2. Gegen diesen Bescheid richtet sich die vorliegende Beschwerde mit dem Begehren, ihn wegen Rechtswidrigkeit des Inhaltes und Rechtswidrigkeit infolge Verletzung von Verfahrensvorschriften aufzuheben.

3. Die belangte Behörde legte die Akten des Verwaltungsverfahrens vor und erstattete eine Gegenschrift, in der sie die kostenpflichtige Abweisung der Beschwerde als unbegründet beantragt.

II.

Der Verwaltungsgerichtshof hat erwogen:

A. Zur Ausweisung

1.1. Nach Ansicht des Beschwerdeführers sei die "Anwendung des § 17 FrG rechtlich völlig verfehlt", weil ihm aufgrund der rechtzeitigen Stellung eines Asylantrages eine vorläufige Aufenthaltsberechtigung nach dem Asylgesetz 1991 zukomme.

1.2. Damit verkennt die Beschwerde, daß eine vorläufige Aufenthaltsberechtigung (§ 7 Abs. 1 Asylgesetz 1991) nach dieser Bestimmung - unter der Voraussetzung rechtzeitiger Antragstellung - nur jenen Asylwerbern zukommt, die "gemäß § 6 eingereist" sind. Letzteres aber trifft auf den Beschwerdeführer - unter Zugrundelegung der von ihm nicht bestrittenen maßgeblichen Sachverhaltsfeststellungen der belangten Behörde - nicht zu: Er fällt nicht unter § 6 Abs. 1 Asylgesetz 1991, weil er nicht direkt aus dem Staat gekommen ist, in dem er behauptet Verfolgung befürchten zu müssen (Liberia); § 6 Abs. 2 leg. cit. kommt deshalb nicht zum Tragen, weil sich kein Anhaltspunkt dafür ergibt, daß ihm die Einreise formlos gestattet worden wäre (vgl. dazu etwa die hg. Erkenntnisse vom 15. Dezember 1994, Zl. 94/18/0743, und vom 1. Februar 1995, Zl. 94/18/1033).

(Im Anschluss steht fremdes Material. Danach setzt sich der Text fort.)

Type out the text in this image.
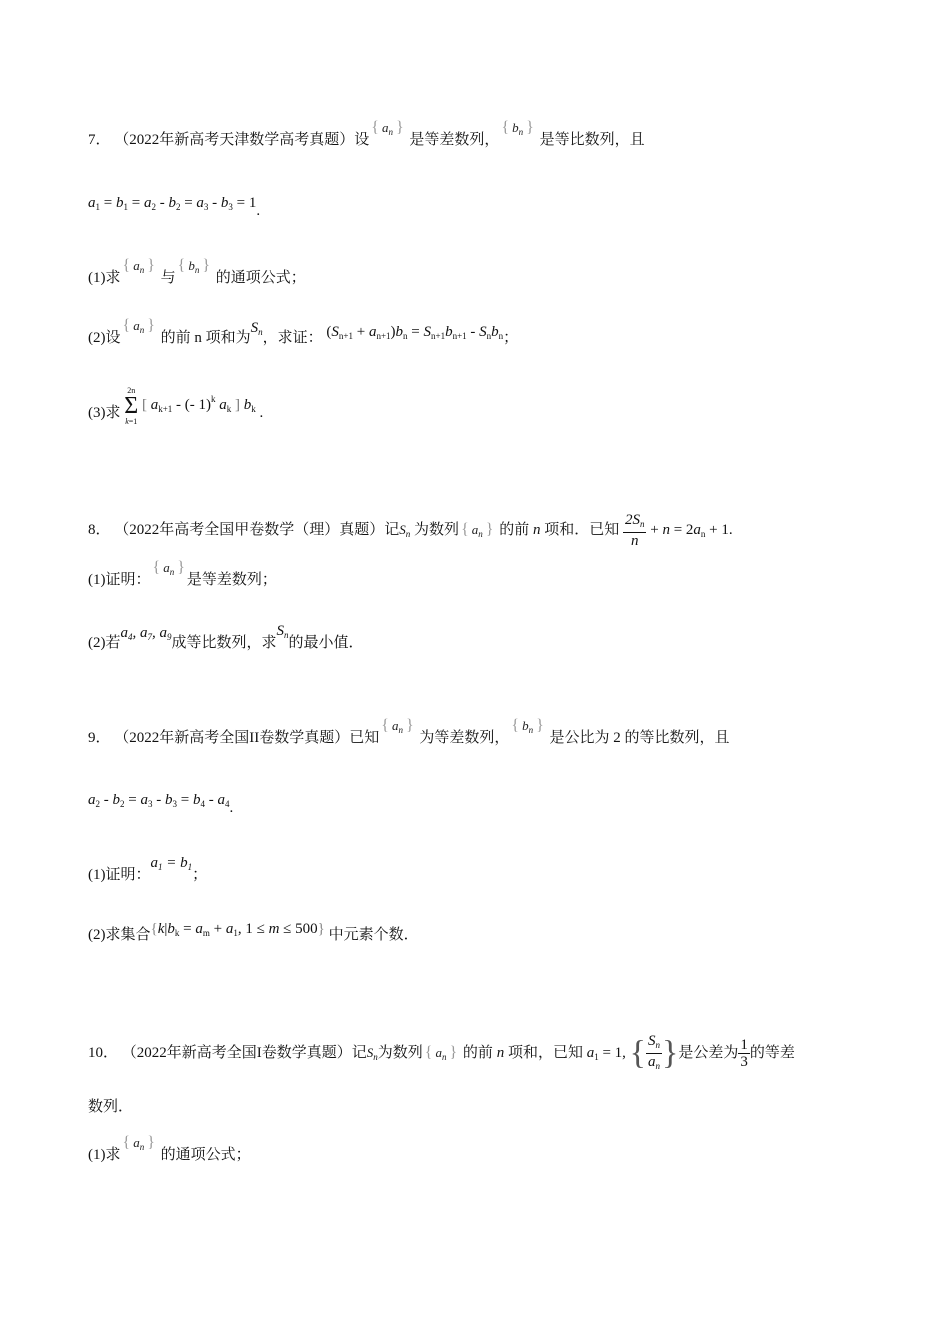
7． （2022年新高考天津数学高考真题）设{ $a_n$ } 是等差数列，{ $b_n$ } 是等比数列，且
$a_1 = b_1 = a_2 - b_2 = a_3 - b_3 = 1$.
(1)求{ $a_n$ } 与{ $b_n$ } 的通项公式；
(2)设{ $a_n$ } 的前 n 项和为$S_n$，求证： $(S_{n+1} + a_{n+1})b_n = S_{n+1}b_{n+1} - S_nb_n$；
(3)求
2n
Σ
k=1
[ $a_{k+1}$ - (- 1)$^k$ $a_k$ ] $b_k$ .
8． （2022年高考全国甲卷数学（理）真题）记$S_n$ 为数列 { $a_n$ } 的前 n 项和．已知 $\frac{2S_n}{n} + n = 2a_n + 1$.
(1)证明：{ $a_n$ } 是等差数列；
(2)若$a_4$, $a_7$, $a_9$成等比数列，求$S_n$的最小值．
9． （2022年新高考全国II卷数学真题）已知{ $a_n$ } 为等差数列，{ $b_n$ } 是公比为 2 的等比数列，且
$a_2 - b_2 = a_3 - b_3 = b_4 - a_4$.
(1)证明：$a_1 = b_1$；
(2)求集合{$k|b_k = a_m + a_1$, 1 ≤ m ≤ 500} 中元素个数．
10． （2022年新高考全国I卷数学真题）记$S_n$为数列 { $a_n$ } 的前 n 项和，已知 $a_1 = 1$, { $\frac{S_n}{a_n}$ }是公差为 $\frac{1}{3}$ 的等差
数列．
(1)求{ $a_n$ } 的通项公式；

1.3. Schon im Hinblick auf das Vorgesagte ist es im Beschwerdefall rechtlich ohne Bedeutung, daß der Verfassungsgerichtshof (mit Beschluß vom 12. September 1994) der Beschwerde des Beschwerdeführers gegen den seinen Asylantrag im Instanzenzug abweisenden Bescheid des Bundesministers für Inneres (vom 30. Mai 1994) die aufschiebende Wirkung zuerkannt hat. Denn der Beschluß des Verfassungsgerichtshofes hätte dem Beschwerdeführer (für den Zeitraum der Anhängigkeit des besagten Beschwerdeverfahrens vor diesem Gerichtshof) nur dann eine vorläufige Aufenthaltsberechtigung nach dem Asylgesetz 1991 zu verschaffen vermocht, wenn ihm eine solche Berechtigung bereits vorher zugekommen wäre. Dies war indes, wie oben 1.2. dargetan, nicht der Fall. Der unter dem Gesichtspunkt der Verletzung von Verfahrensvorschriften erhobene Beschwerdevorwurf der Nichtbeachtung des genannten Beschlusses des Verfassungsgerichtshofes seitens der belangten Behörde entbehrt demnach der Relevanz.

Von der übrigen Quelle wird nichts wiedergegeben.